Throngs of mourners joined public figures and dignitaries in Jerusalem on Tuesday for the funeral of the four Jewish victims of the terrorist siege on a kosher supermarket in eastern Paris on Friday.
The coffins of the four Jewish victims of the Paris terror attacks last week were brought to the Kiseh Rahamim Yeshiva in Bnei Brak early this morning where Rabbi Meir Mazuz, the spiritual leader of the Tunisian community in Israel and the rosh yeshiva, eulogized the men killed in the attack.
One of the victims, Yoav Hattab, 21 and his family is of Tunisian origin and the Hattab family specifically requested that Mazuz be part of the funeral proceedings.
The bodies of the victims Hattab, Yohan Cohen, 20, Philippe Braham, 40, Francois-Michel Saada, 64, arrived in Israel on a pre-dawn flight from France.
The victims were interred on Tuesday in the Har Hamenuchot cemetery in the Givat Shaul section of the capital.
Sephardi Chief Rabbi Yitzhak Yosef opened the funeral by reading from the Book of Psalms. The victims’ relatives then recited the Kaddish, lit four memorial candles and delivered personal eulogies.
Prime Minister Benjamin Netanyahu said that the victims were “murdered solely for being Jewish" in "an attack of hatred by a despicable murderer."
The premier used the occasion to repeat his call for world leaders, particularly in the West, to take a more forceful stand against radical Islam.
"These aren’t just enemies of the Jews, but all of humanity," the prime minister said. "It’s about time that all of the civilized world unite and uproot these enemies from our midst."

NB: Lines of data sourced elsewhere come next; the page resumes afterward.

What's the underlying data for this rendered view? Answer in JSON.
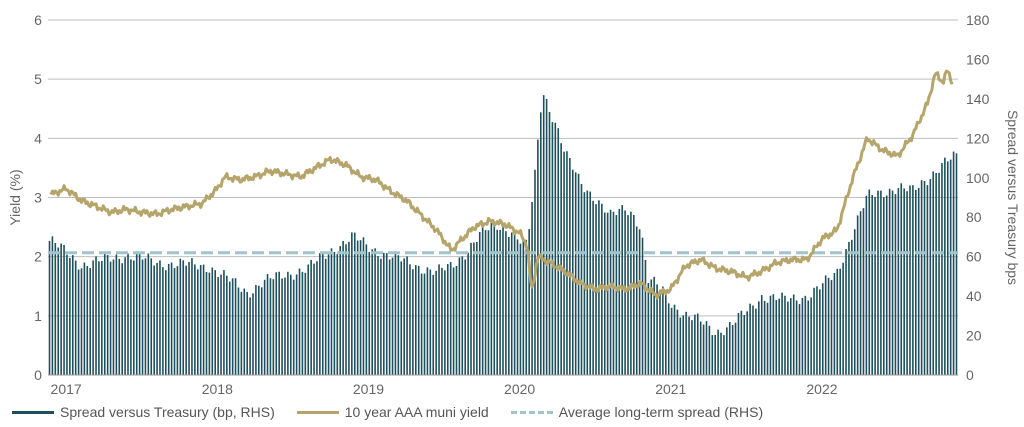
{
  "chart_data": {
    "type": "bar+line",
    "x_tick_labels": [
      "2017",
      "2018",
      "2019",
      "2020",
      "2021",
      "2022"
    ],
    "y_left": {
      "label": "Yield (%)",
      "ticks": [
        "0",
        "1",
        "2",
        "3",
        "4",
        "5",
        "6"
      ],
      "lim": [
        0,
        6
      ]
    },
    "y_right": {
      "label": "Spread versus Treasury bps",
      "ticks": [
        "0",
        "20",
        "40",
        "60",
        "80",
        "100",
        "120",
        "140",
        "160",
        "180"
      ],
      "lim": [
        0,
        180
      ]
    },
    "grid": "horizontal",
    "legend_position": "bottom",
    "colors": {
      "spread_bars": "#1e4f5c",
      "muni_line": "#b5a56b",
      "avg_line": "#9ec5cc"
    },
    "series": [
      {
        "name": "Spread versus Treasury (bp, RHS)",
        "kind": "bar",
        "axis": "right",
        "points": [
          [
            2016.9,
            68
          ],
          [
            2017.1,
            56
          ],
          [
            2017.25,
            58
          ],
          [
            2017.4,
            61
          ],
          [
            2017.6,
            57
          ],
          [
            2017.8,
            56
          ],
          [
            2017.95,
            55
          ],
          [
            2018.1,
            47
          ],
          [
            2018.2,
            42
          ],
          [
            2018.3,
            47
          ],
          [
            2018.45,
            51
          ],
          [
            2018.6,
            54
          ],
          [
            2018.75,
            63
          ],
          [
            2018.9,
            70
          ],
          [
            2019.0,
            65
          ],
          [
            2019.15,
            60
          ],
          [
            2019.3,
            56
          ],
          [
            2019.45,
            52
          ],
          [
            2019.55,
            55
          ],
          [
            2019.65,
            63
          ],
          [
            2019.75,
            72
          ],
          [
            2019.85,
            76
          ],
          [
            2019.95,
            73
          ],
          [
            2020.0,
            68
          ],
          [
            2020.05,
            65
          ],
          [
            2020.1,
            100
          ],
          [
            2020.15,
            145
          ],
          [
            2020.2,
            135
          ],
          [
            2020.25,
            125
          ],
          [
            2020.3,
            112
          ],
          [
            2020.4,
            98
          ],
          [
            2020.5,
            90
          ],
          [
            2020.6,
            80
          ],
          [
            2020.7,
            85
          ],
          [
            2020.75,
            82
          ],
          [
            2020.8,
            75
          ],
          [
            2020.85,
            48
          ],
          [
            2020.95,
            43
          ],
          [
            2021.0,
            37
          ],
          [
            2021.1,
            30
          ],
          [
            2021.2,
            27
          ],
          [
            2021.3,
            22
          ],
          [
            2021.4,
            25
          ],
          [
            2021.5,
            32
          ],
          [
            2021.6,
            40
          ],
          [
            2021.75,
            38
          ],
          [
            2021.9,
            40
          ],
          [
            2022.0,
            45
          ],
          [
            2022.1,
            52
          ],
          [
            2022.2,
            72
          ],
          [
            2022.3,
            90
          ],
          [
            2022.4,
            93
          ],
          [
            2022.5,
            95
          ],
          [
            2022.6,
            93
          ],
          [
            2022.7,
            100
          ],
          [
            2022.8,
            107
          ],
          [
            2022.87,
            110
          ]
        ]
      },
      {
        "name": "10 year AAA muni yield",
        "kind": "line",
        "axis": "left",
        "points": [
          [
            2016.9,
            3.05
          ],
          [
            2016.95,
            3.1
          ],
          [
            2017.0,
            3.15
          ],
          [
            2017.1,
            2.95
          ],
          [
            2017.2,
            2.85
          ],
          [
            2017.3,
            2.75
          ],
          [
            2017.4,
            2.8
          ],
          [
            2017.5,
            2.75
          ],
          [
            2017.6,
            2.72
          ],
          [
            2017.7,
            2.8
          ],
          [
            2017.8,
            2.85
          ],
          [
            2017.9,
            2.9
          ],
          [
            2018.0,
            3.15
          ],
          [
            2018.05,
            3.35
          ],
          [
            2018.15,
            3.3
          ],
          [
            2018.25,
            3.35
          ],
          [
            2018.35,
            3.45
          ],
          [
            2018.45,
            3.4
          ],
          [
            2018.55,
            3.35
          ],
          [
            2018.65,
            3.5
          ],
          [
            2018.75,
            3.65
          ],
          [
            2018.85,
            3.55
          ],
          [
            2018.95,
            3.35
          ],
          [
            2019.05,
            3.3
          ],
          [
            2019.15,
            3.1
          ],
          [
            2019.25,
            2.95
          ],
          [
            2019.35,
            2.7
          ],
          [
            2019.45,
            2.45
          ],
          [
            2019.55,
            2.1
          ],
          [
            2019.6,
            2.25
          ],
          [
            2019.7,
            2.5
          ],
          [
            2019.8,
            2.6
          ],
          [
            2019.9,
            2.55
          ],
          [
            2020.0,
            2.4
          ],
          [
            2020.05,
            2.2
          ],
          [
            2020.08,
            1.4
          ],
          [
            2020.12,
            2.0
          ],
          [
            2020.2,
            1.9
          ],
          [
            2020.3,
            1.75
          ],
          [
            2020.4,
            1.55
          ],
          [
            2020.5,
            1.45
          ],
          [
            2020.6,
            1.5
          ],
          [
            2020.7,
            1.45
          ],
          [
            2020.8,
            1.55
          ],
          [
            2020.9,
            1.35
          ],
          [
            2021.0,
            1.45
          ],
          [
            2021.1,
            1.85
          ],
          [
            2021.2,
            1.95
          ],
          [
            2021.3,
            1.8
          ],
          [
            2021.4,
            1.75
          ],
          [
            2021.5,
            1.65
          ],
          [
            2021.6,
            1.75
          ],
          [
            2021.7,
            1.9
          ],
          [
            2021.8,
            1.95
          ],
          [
            2021.9,
            1.95
          ],
          [
            2022.0,
            2.3
          ],
          [
            2022.1,
            2.45
          ],
          [
            2022.2,
            3.3
          ],
          [
            2022.3,
            4.0
          ],
          [
            2022.4,
            3.8
          ],
          [
            2022.5,
            3.7
          ],
          [
            2022.6,
            4.05
          ],
          [
            2022.7,
            4.6
          ],
          [
            2022.75,
            5.1
          ],
          [
            2022.8,
            4.95
          ],
          [
            2022.83,
            5.15
          ],
          [
            2022.87,
            4.9
          ]
        ]
      },
      {
        "name": "Average long-term spread (RHS)",
        "kind": "line-dashed",
        "axis": "right",
        "points": [
          [
            2016.88,
            62
          ],
          [
            2022.9,
            62
          ]
        ]
      }
    ]
  }
}
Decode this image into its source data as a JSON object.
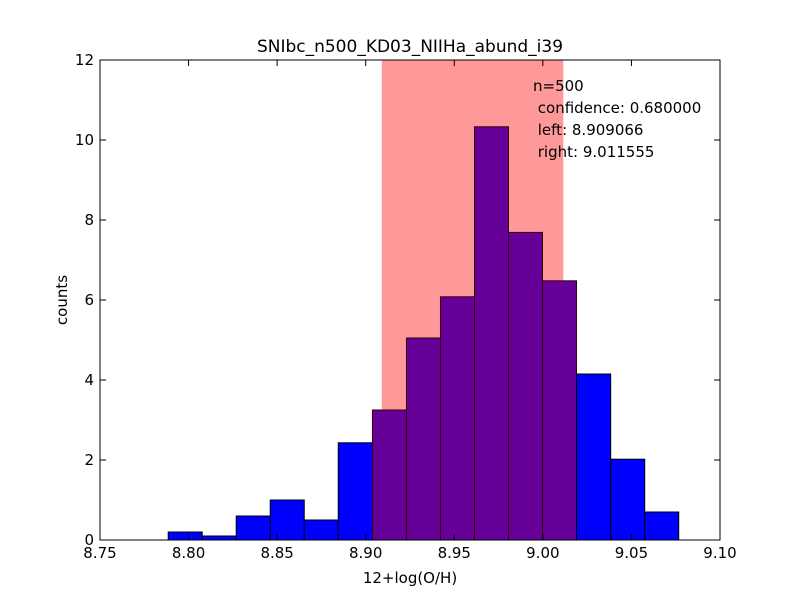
{
  "chart_data": {
    "type": "bar",
    "title": "SNIbc_n500_KD03_NIIHa_abund_i39",
    "xlabel": "12+log(O/H)",
    "ylabel": "counts",
    "xlim": [
      8.75,
      9.1
    ],
    "ylim": [
      0,
      12
    ],
    "xticks": [
      8.75,
      8.8,
      8.85,
      8.9,
      8.95,
      9.0,
      9.05,
      9.1
    ],
    "xtick_labels": [
      "8.75",
      "8.80",
      "8.85",
      "8.90",
      "8.95",
      "9.00",
      "9.05",
      "9.10"
    ],
    "yticks": [
      0,
      2,
      4,
      6,
      8,
      10,
      12
    ],
    "ytick_labels": [
      "0",
      "2",
      "4",
      "6",
      "8",
      "10",
      "12"
    ],
    "bins": {
      "edges": [
        8.7885,
        8.8077,
        8.8269,
        8.8461,
        8.8653,
        8.8845,
        8.9038,
        8.923,
        8.9422,
        8.9614,
        8.9806,
        8.9998,
        9.019,
        9.0383,
        9.0575,
        9.0767
      ],
      "values": [
        0.2,
        0.1,
        0.6,
        1.0,
        0.5,
        2.43,
        3.25,
        5.05,
        6.08,
        10.33,
        7.69,
        6.48,
        4.15,
        2.02,
        0.7
      ]
    },
    "confidence_interval": {
      "left": 8.909066,
      "right": 9.011555,
      "color": "#ff9999"
    },
    "annotation_lines": [
      "n=500",
      " confidence: 0.680000",
      " left: 8.909066",
      " right: 9.011555"
    ],
    "colors": {
      "bar": "#0000ff",
      "bar_in_interval": "#660099",
      "bar_edge": "#000000"
    },
    "grid": false
  }
}
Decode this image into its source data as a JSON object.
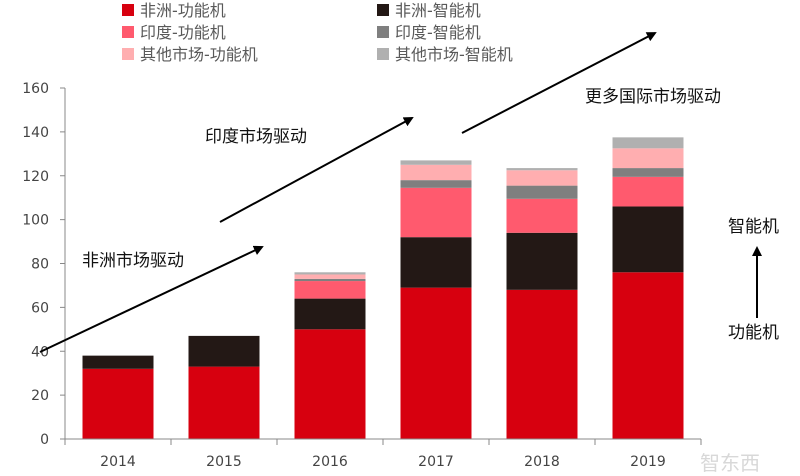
{
  "chart_data": {
    "type": "bar",
    "stacked": true,
    "categories": [
      "2014",
      "2015",
      "2016",
      "2017",
      "2018",
      "2019"
    ],
    "ylim": [
      0,
      160
    ],
    "yticks": [
      0,
      20,
      40,
      60,
      80,
      100,
      120,
      140,
      160
    ],
    "grid": false,
    "legend_placement": "top",
    "series": [
      {
        "name": "非洲-功能机",
        "color": "#d7000f",
        "values": [
          32,
          33,
          50,
          69,
          68,
          76
        ]
      },
      {
        "name": "非洲-智能机",
        "color": "#231815",
        "values": [
          6,
          14,
          14,
          23,
          26,
          30
        ]
      },
      {
        "name": "印度-功能机",
        "color": "#ff5a6e",
        "values": [
          0,
          0,
          8,
          22.5,
          15.5,
          13.5
        ]
      },
      {
        "name": "印度-智能机",
        "color": "#7f7f7f",
        "values": [
          0,
          0,
          1,
          3.5,
          6,
          4
        ]
      },
      {
        "name": "其他市场-功能机",
        "color": "#ffaeb0",
        "values": [
          0,
          0,
          2,
          7,
          7,
          9
        ]
      },
      {
        "name": "其他市场-智能机",
        "color": "#b0b0b0",
        "values": [
          0,
          0,
          1,
          2,
          1,
          5
        ]
      }
    ],
    "annotations": [
      "非洲市场驱动",
      "印度市场驱动",
      "更多国际市场驱动",
      "智能机",
      "功能机"
    ]
  },
  "watermark": "智东西"
}
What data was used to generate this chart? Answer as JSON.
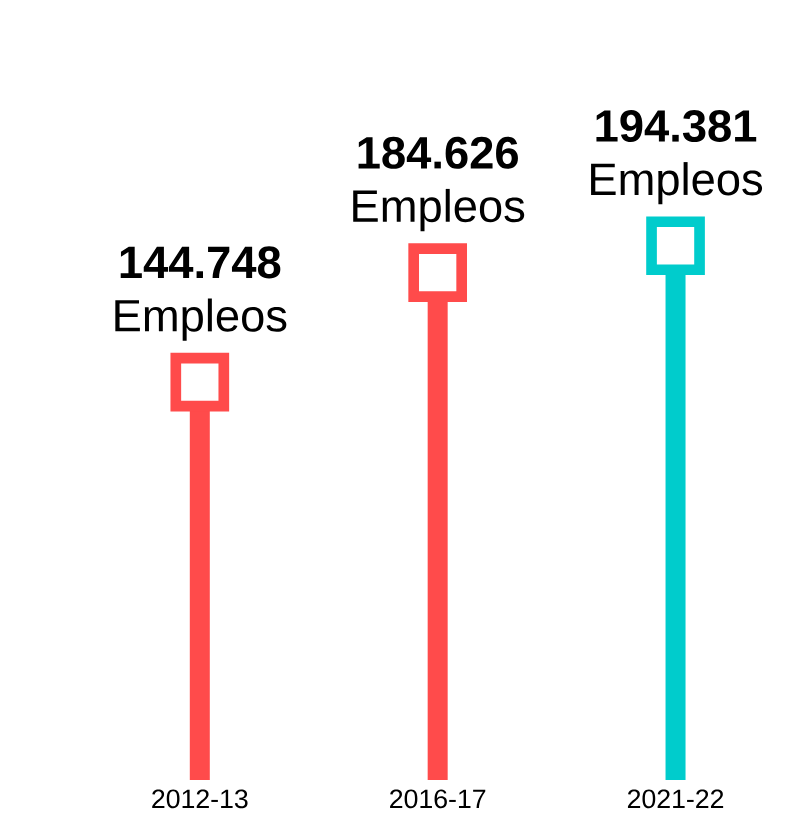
{
  "chart_data": {
    "type": "lollipop",
    "categories": [
      "2012-13",
      "2016-17",
      "2021-22"
    ],
    "values": [
      144748,
      184626,
      194381
    ],
    "colors": [
      "#ff4b4b",
      "#ff4b4b",
      "#00cccc"
    ],
    "value_labels": [
      "**144.748** Empleos",
      "**184.626** Empleos",
      "**194.381** Empleos"
    ],
    "marker": "square"
  }
}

Netanyahu said that during his trip to Paris, he came away with the impression that "most leaders understand or are starting to understand that the terror of radical Islam presents a clear and present danger to the world in which we live."
The prime minister praised "the spirit of the Jewish community in France," which remains "totally connected with Am Yisrael ("the nation of Israel"), Eretz Yisrael ("the land of Israel"), and Torat Yisrael ("the Torah of Israel").
Netanyahu said that while Jews must be able to live anywhere in the world in security, "I believe that Jews know deep in their hearts that they have one country – the state of Israel, the historic birthplace that will accept them with open arms. Now more than ever Israel is the real, genuine home for all of us."
President Reuven Rivlin, who spoke before Netanyahu, said that the victims were murdered because they were Jewish.
"This was pure, venomous evil, which stirs the very worst of memories. This is sheer hatred of Jews; abhorrent, dark and premeditated, which seeks to strike, wherever there is Jewish life," Rivlin said.
Rivlin called on European leaders to act to put a stop to such acts of anti-Semitic violence.
"It would be dangerous to deny that we are talking about anti-Semitism, whether old or new. Regardless of what may be the sick motives of terrorists, it is beholden upon the leaders of Europe to act, and commit to firm measures to return a sense of security and safety to the Jews of Europe; in Toulouse, in Paris, in Brussels, or in Burgas," he said.
"We cannot allow it to be the case, that in the year 2015, seventy years since the end of the Second World War, Jews are afraid to walk in the streets of Europe with skullcaps and tzitzit," he added.